A la lumière de cette alternative, tout auteur apparait donc bel et bien entrepreneur, et un entrepreneur qui se déplace d'un bord à l'autre dudit spectre, au gré des situations subies ou provoquées. L'inconnu est consubstantiel de l'entrepreneuriat, l'incertitude et la précarité sont consubstantielles de l'inconnu, et la créativité est consubstantielle de l'incertitude et de la précarité. L'acceptation de cet inconnu aux multiples visages, cet inconnu qui ouvre l'intimité à l'accomplissement extatique et au tourment mortifère, cet inconnu qui convoque l'émotion dans ce qu'elle a de plus épanouissant et mélancolique, est une propriété insécable de la condition d'auteur. Lequel trouve réconfort dans la « valeur », incorruptible, immarcescible, de l'objet de son « aventure d'entrepreneur » ; en effet, le livre fait davantage que seulement sens et utilité : il fait lien.
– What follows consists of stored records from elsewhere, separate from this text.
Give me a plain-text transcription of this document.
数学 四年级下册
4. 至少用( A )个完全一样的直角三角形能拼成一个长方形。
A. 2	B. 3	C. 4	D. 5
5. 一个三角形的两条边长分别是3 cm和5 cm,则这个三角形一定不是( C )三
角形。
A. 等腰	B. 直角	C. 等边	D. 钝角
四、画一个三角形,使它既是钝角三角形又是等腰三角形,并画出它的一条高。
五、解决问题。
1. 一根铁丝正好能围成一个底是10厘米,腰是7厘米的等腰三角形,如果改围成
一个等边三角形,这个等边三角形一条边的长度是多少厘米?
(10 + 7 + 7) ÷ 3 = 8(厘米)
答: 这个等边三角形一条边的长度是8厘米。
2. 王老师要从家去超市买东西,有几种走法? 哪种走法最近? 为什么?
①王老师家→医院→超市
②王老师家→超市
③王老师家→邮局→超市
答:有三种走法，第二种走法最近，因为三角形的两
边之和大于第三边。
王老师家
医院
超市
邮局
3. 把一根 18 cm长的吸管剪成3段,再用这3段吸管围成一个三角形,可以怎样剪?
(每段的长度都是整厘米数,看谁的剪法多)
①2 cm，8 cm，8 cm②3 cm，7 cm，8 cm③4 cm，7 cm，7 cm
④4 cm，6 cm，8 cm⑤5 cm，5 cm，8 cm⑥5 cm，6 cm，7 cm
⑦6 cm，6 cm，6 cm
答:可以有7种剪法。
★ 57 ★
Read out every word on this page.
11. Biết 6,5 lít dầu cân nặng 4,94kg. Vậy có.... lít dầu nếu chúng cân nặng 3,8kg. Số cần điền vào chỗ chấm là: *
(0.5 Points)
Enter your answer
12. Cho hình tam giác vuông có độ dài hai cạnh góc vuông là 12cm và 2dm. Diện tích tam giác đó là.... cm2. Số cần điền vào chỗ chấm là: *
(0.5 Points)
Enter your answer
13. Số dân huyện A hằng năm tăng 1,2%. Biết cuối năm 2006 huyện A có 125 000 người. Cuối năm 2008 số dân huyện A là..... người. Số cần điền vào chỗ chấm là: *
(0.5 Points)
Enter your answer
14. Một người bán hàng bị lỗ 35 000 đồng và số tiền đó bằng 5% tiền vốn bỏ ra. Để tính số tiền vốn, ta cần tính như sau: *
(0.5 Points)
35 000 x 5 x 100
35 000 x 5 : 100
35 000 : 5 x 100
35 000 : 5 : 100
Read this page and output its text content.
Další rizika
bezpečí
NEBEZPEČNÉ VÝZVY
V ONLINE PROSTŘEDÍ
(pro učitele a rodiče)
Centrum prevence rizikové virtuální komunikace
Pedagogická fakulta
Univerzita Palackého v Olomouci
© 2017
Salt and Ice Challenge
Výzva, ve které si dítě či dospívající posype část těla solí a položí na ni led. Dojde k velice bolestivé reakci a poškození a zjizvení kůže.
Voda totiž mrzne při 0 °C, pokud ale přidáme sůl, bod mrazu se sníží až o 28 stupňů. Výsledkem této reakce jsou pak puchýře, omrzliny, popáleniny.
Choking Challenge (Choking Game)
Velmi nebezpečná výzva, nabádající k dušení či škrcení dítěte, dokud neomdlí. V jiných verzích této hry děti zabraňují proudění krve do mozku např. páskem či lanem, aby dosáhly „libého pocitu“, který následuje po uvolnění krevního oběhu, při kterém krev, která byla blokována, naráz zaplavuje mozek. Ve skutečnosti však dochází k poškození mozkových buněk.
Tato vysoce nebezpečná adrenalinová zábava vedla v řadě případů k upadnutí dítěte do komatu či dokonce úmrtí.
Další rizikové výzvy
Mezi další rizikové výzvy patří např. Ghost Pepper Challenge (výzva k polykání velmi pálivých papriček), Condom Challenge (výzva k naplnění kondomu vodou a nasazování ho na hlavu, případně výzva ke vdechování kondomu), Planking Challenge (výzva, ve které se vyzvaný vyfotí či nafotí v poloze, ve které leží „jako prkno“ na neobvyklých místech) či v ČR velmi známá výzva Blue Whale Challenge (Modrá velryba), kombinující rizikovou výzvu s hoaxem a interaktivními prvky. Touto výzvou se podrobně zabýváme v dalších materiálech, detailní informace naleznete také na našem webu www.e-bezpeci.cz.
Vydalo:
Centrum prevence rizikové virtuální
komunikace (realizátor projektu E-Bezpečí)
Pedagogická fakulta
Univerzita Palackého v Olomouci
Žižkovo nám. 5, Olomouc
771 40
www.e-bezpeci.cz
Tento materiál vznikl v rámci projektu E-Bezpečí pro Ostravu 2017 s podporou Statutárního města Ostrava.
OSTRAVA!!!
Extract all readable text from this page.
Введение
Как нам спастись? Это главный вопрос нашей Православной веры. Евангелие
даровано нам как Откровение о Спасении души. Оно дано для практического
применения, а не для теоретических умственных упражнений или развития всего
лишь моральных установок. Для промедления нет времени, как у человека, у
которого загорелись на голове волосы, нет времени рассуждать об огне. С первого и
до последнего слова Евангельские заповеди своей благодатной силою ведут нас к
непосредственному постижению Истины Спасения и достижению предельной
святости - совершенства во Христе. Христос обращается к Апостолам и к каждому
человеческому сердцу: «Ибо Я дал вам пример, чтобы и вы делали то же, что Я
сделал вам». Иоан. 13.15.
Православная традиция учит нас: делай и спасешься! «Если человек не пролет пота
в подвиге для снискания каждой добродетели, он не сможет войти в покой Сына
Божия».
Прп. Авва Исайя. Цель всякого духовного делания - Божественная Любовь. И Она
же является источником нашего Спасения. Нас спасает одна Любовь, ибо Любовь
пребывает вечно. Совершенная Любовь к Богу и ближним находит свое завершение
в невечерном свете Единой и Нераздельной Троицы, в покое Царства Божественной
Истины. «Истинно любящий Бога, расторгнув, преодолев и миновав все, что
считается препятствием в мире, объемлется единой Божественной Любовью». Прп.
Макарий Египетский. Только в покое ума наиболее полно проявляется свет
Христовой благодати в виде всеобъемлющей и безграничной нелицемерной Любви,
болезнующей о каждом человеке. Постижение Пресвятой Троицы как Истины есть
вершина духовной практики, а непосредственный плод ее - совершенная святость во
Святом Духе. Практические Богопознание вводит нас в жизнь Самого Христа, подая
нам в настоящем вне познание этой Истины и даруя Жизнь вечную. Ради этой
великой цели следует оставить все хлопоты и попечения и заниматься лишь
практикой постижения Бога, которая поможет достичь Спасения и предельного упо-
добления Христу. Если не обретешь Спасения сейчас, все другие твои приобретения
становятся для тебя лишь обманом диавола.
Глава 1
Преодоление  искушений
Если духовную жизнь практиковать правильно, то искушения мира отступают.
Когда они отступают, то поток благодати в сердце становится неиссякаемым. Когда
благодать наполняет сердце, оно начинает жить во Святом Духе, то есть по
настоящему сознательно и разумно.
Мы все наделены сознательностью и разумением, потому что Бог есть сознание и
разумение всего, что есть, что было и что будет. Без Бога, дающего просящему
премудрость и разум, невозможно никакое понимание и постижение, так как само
N'aime-t-on pas offrir à ceux que l'on aime un livre qu'on a aimé ? Le livre est lien d'amour, et son auteur, à qui ce lien échappe totalement, est un contributeur malgré lui de cet invisible et tentaculaire tissage de liens affectifs. Dino Buzzati ignore la motivation de ce lecteur offrant Le désert des tartares à son ami. Hermann Hesse ne peut deviner la raison, singulière, invitant tel lecteur à glisser Rosshalde dans les mains de sa fille. Ce jeune homme remettant à son frère Lettre au père, ce voisin prêtant Les braises, ce fiancé postant Si c'est un homme, bien sûr Kafka, Marai et Levi ne savent rien de leurs démarches. Et pourtant... chaque page que le lecteur froisse, corne, commente, gribouille, parfois même déchire pour qu'elle voyage près de lui, chaque mot qui constitue une invitation à (se) visiter, témoigne que l'« acte d'entreprendre » de ces auteurs les a dépassés, il a transcendé au-delà de leur mort et conjuré ce poison de l'« éphémère » justement blâmé par Jean Ziegler. Il fait lien d'amour pour l'éternité. Comme la peinture de Jacques Truphémus.